Mrs. Heinze introduces herself to the couple and starts to detail the rules of the hotel to them. The first rule is that breakfast is served from 7am – 10:30am, the second rule is that because it is a bank holiday they need to check out at 11am or they’ll face additional charges – quite straight forward rules I hear you say. But the final rule and the most important rule is that there is a curfew, the doors to the hotel will be locked at midnight and that they are then to stay in their rooms and not come down after 1am.
The creeping unease that Harrison weaves into his prose is delightful and it had me thinking about the eeriness of the opening to American Werewolf in London (you know the scene with the pub at the beginning and the eerie walk along the path) small town horror and the dread and fear that our characters feel is palpable – it serves as a major device plot which Harrison weaves like a master of the genre.
The character work by Harrison is also deftly executed and we immediately fall in line with our protagonists and their assumptions. The uncanny is also richly woven into Harrison’s work and that bleeds into the character of Mrs. Heinze, it’s just stunning, his descriptions and they way he has rendered Mrs. Heinze really sets you on edge, it’s also all the subtle hints towards Mrs. Heinze character, detailed from others within the story that makes you break out in a cold sweat!
Well, all I can say is that quite possibly some of the rules are broken and we get a haunting and dread filled experience and one that I’ll never forget – I don’t think I’ve ever read a book where my environment (where I was and the rain etc) has bled its way into my reading and I think this has something to do with how masterfully Harrison was able to portray this and capture the elements in the book.
Curfew is a creepy, haunting and most beguiling horror story from an exciting indie author who is making his mark in the genre; an author who I now eagerly anticipate their next release and an author that I will continue to champion. Small town horror never had it so good… whatever you do, make sure you don’t miss the Curfew!

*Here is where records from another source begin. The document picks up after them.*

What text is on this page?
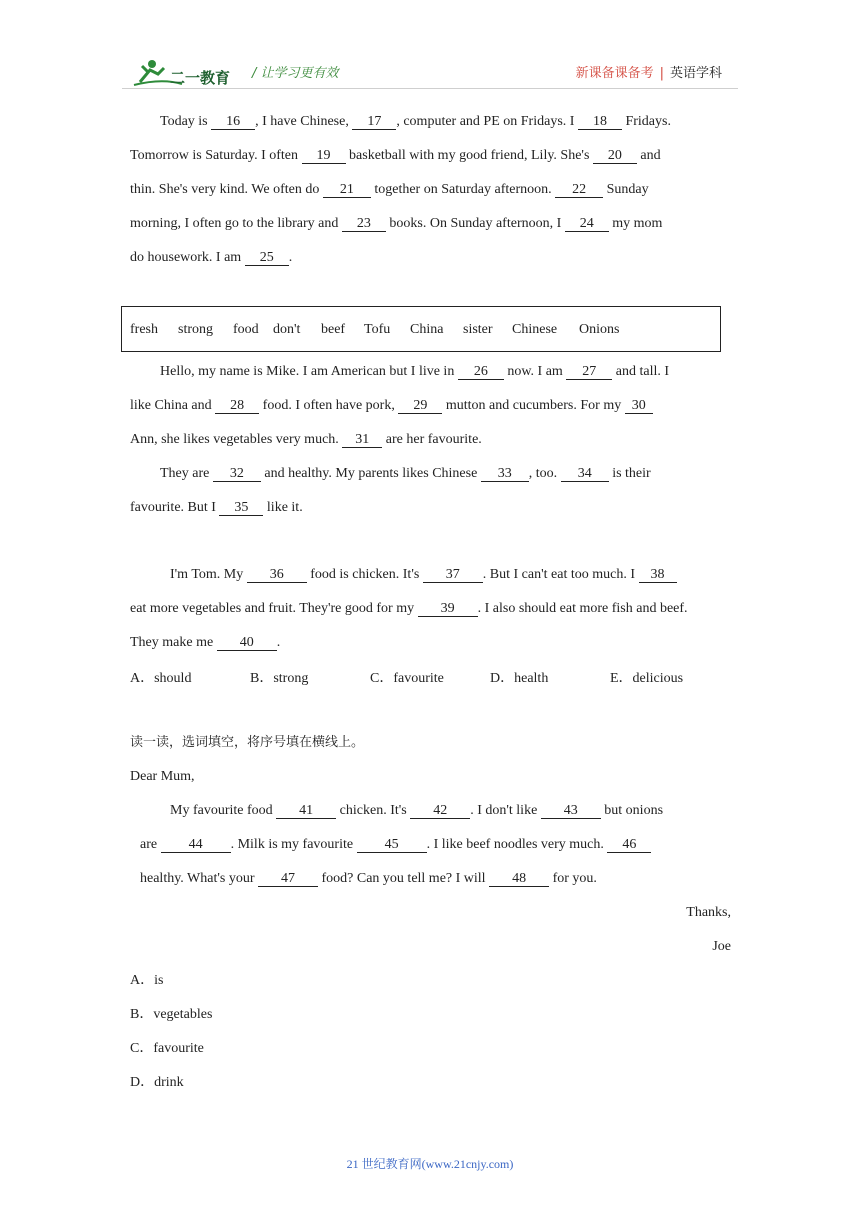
二一教育 / 让学习更有效	新课备课备考 | 英语学科
Today is 16 , I have Chinese, 17 , computer and PE on Fridays. I 18 Fridays.
Tomorrow is Saturday. I often 19 basketball with my good friend, Lily. She's 20 and
thin. She's very kind. We often do 21 together on Saturday afternoon. 22 Sunday
morning, I often go to the library and 23 books. On Sunday afternoon, I 24 my mom
do housework. I am 25 .
fresh strong food don't beef Tofu China sister Chinese Onions
Hello, my name is Mike. I am American but I live in 26 now. I am 27 and tall. I
like China and 28 food. I often have pork, 29 mutton and cucumbers. For my 30
Ann, she likes vegetables very much. 31 are her favourite.
They are 32 and healthy. My parents likes Chinese 33 , too. 34 is their
favourite. But I 35 like it.
I'm Tom. My 36 food is chicken. It's 37 . But I can't eat too much. I 38
eat more vegetables and fruit. They're good for my 39 . I also should eat more fish and beef.
They make me 40 .
A．should	B．strong	C．favourite	D．health	E．delicious
读一读，选词填空，将序号填在横线上。
Dear Mum,
My favourite food 41 chicken. It's 42 . I don't like 43 but onions
are 44 . Milk is my favourite 45 . I like beef noodles very much. 46
healthy. What's your 47 food? Can you tell me? I will 48 for you.
Thanks,
Joe
A．is
B．vegetables
C．favourite
D．drink
21 世纪教育网(www.21cnjy.com)
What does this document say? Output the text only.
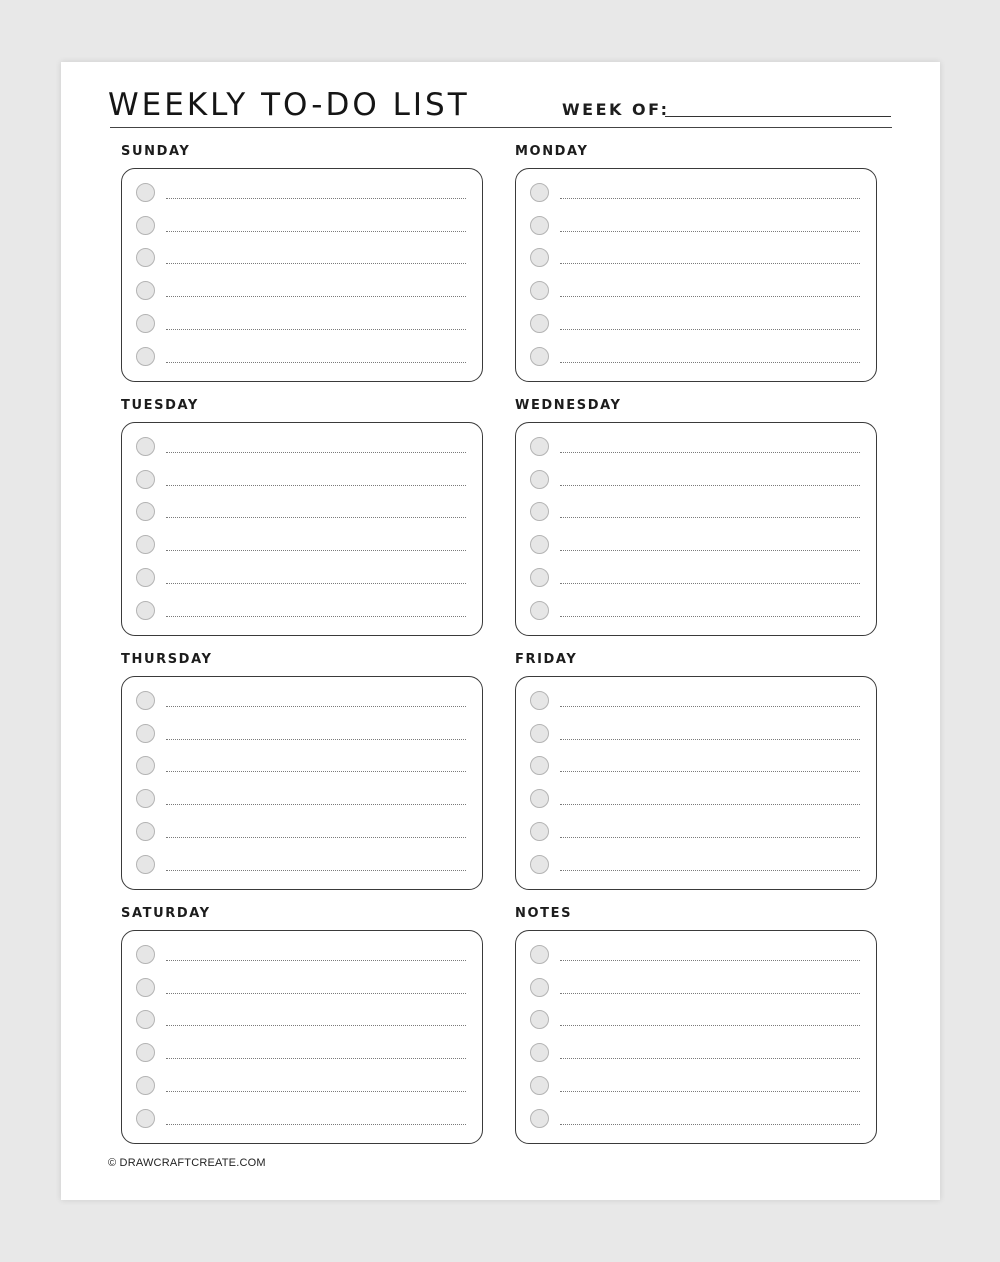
WEEKLY TO-DO LIST	WEEK OF:
SUNDAY	MONDAY
TUESDAY	WEDNESDAY
THURSDAY	FRIDAY
SATURDAY	NOTES
© DRAWCRAFTCREATE.COM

Curfew is published by Demain Publishing and is available here.
Kev Harrison is a writer of dark fiction and English language teacher from England, living and working in Lisbon, Portugal. He has previously lived in various areas of the UK, as well as Turkey and Poland.
He is a staff writer for This is Horror and has had short fiction published in a variety of magazines and anthologies, including Lost Films, from Perpetual Motion Machine Publishing, Below the Stairs: Tales From The Cellar from Things in the Well, Aphotic Realm Magazine’s ‘Fangs’ issue and ‘In Darkness Delight: Creatures of the Night from Corpus Press. He has also had short fiction featured on The Other Stories and Tales to Terrify podcasts.
His first single-author release, ‘Cinders of a Blind Man Who Could See’ is available now in eBook and paperback (with additional content) from Demain Publishing, as part of their ‘Short Sharp Shocks’ range of titles.